I haven't been the best posting and I have said that I will change for some time now. Getting my netbook might just be the catalist I needed. I'm hoping anyway.
One of the major problems I'm experiencing is finding things to say. I've never been at a loss for words or complaints until now. I can blame the meds. I can say I'm content in life without much to comlain about. I can say my mind isn't really focused. All of which is true.
It is my new goal to add to the blog GFCF recipes, local restaurants with GFCF menus, recources for those with special needs children, and of course my running commintary of life in the OC.
As far as I've been concerned, things have been running pretty smoothly. Of course keeping in mind that David is set to be unemployed at the end of July, Fabrizio is working on communicating and anger issues and I'm trying to balance husband, child, house and self.

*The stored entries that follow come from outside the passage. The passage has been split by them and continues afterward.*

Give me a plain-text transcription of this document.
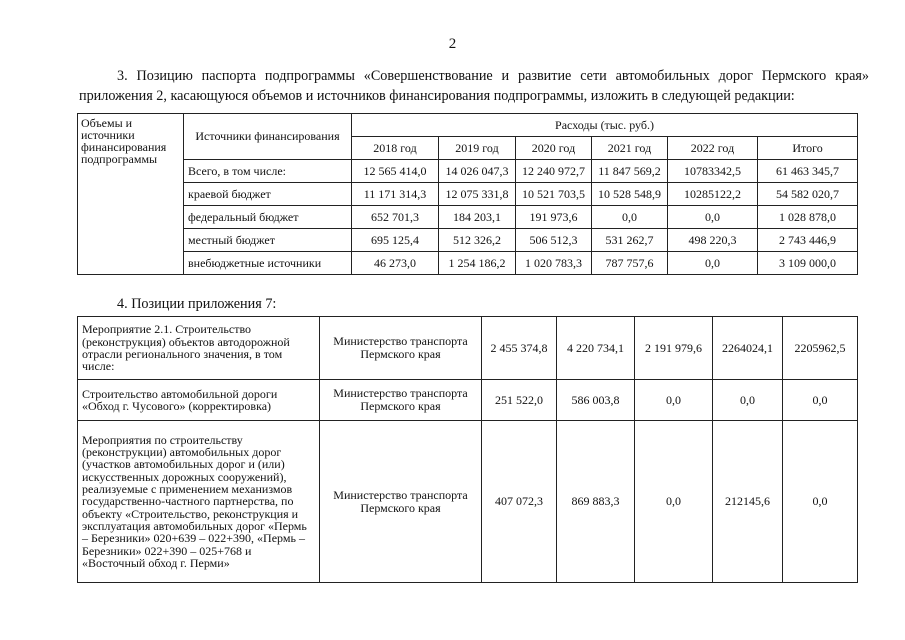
2
3. Позицию паспорта подпрограммы «Совершенствование и развитие сети автомобильных дорог Пермского края» приложения 2, касающуюся объемов и источников финансирования подпрограммы, изложить в следующей редакции:
Объемы и источники финансирования подпрограммы	Источники финансирования	Расходы (тыс. руб.)					
		2018 год	2019 год	2020 год	2021 год	2022 год	Итого
	Всего, в том числе:	12 565 414,0	14 026 047,3	12 240 972,7	11 847 569,2	10783342,5	61 463 345,7
	краевой бюджет	11 171 314,3	12 075 331,8	10 521 703,5	10 528 548,9	10285122,2	54 582 020,7
	федеральный бюджет	652 701,3	184 203,1	191 973,6	0,0	0,0	1 028 878,0
	местный бюджет	695 125,4	512 326,2	506 512,3	531 262,7	498 220,3	2 743 446,9
	внебюджетные источники	46 273,0	1 254 186,2	1 020 783,3	787 757,6	0,0	3 109 000,0
4. Позиции приложения 7:
Мероприятие 2.1. Строительство (реконструкция) объектов автодорожной отрасли регионального значения, в том числе:	Министерство транспорта Пермского края	2 455 374,8	4 220 734,1	2 191 979,6	2264024,1	2205962,5
Строительство автомобильной дороги «Обход г. Чусового» (корректировка)	Министерство транспорта Пермского края	251 522,0	586 003,8	0,0	0,0	0,0
Мероприятия по строительству (реконструкции) автомобильных дорог (участков автомобильных дорог и (или) искусственных дорожных сооружений), реализуемые с применением механизмов государственно-частного партнерства, по объекту «Строительство, реконструкция и эксплуатация автомобильных дорог «Пермь – Березники» 020+639 – 022+390, «Пермь – Березники» 022+390 – 025+768 и «Восточный обход г. Перми»	Министерство транспорта Пермского края	407 072,3	869 883,3	0,0	212145,6	0,0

It's hard enough trying to keep David positive and not show him my anxiety about our future. I'm just not very good at the whole balancing act.
Personally my body looks like a war zone. Scratches and bruises from a pool surfing accident, wounds from a biking mishap, more scratches and bruises from one of Fabrizio's rages, and the latest bruise from a sleep accident (I was dreaming about slapping some annoying girl and ended up hitting the bedframe pretty hard). Aside from the physical trauma I'm trying my best to stay focused and centered. Time will tell if it's working.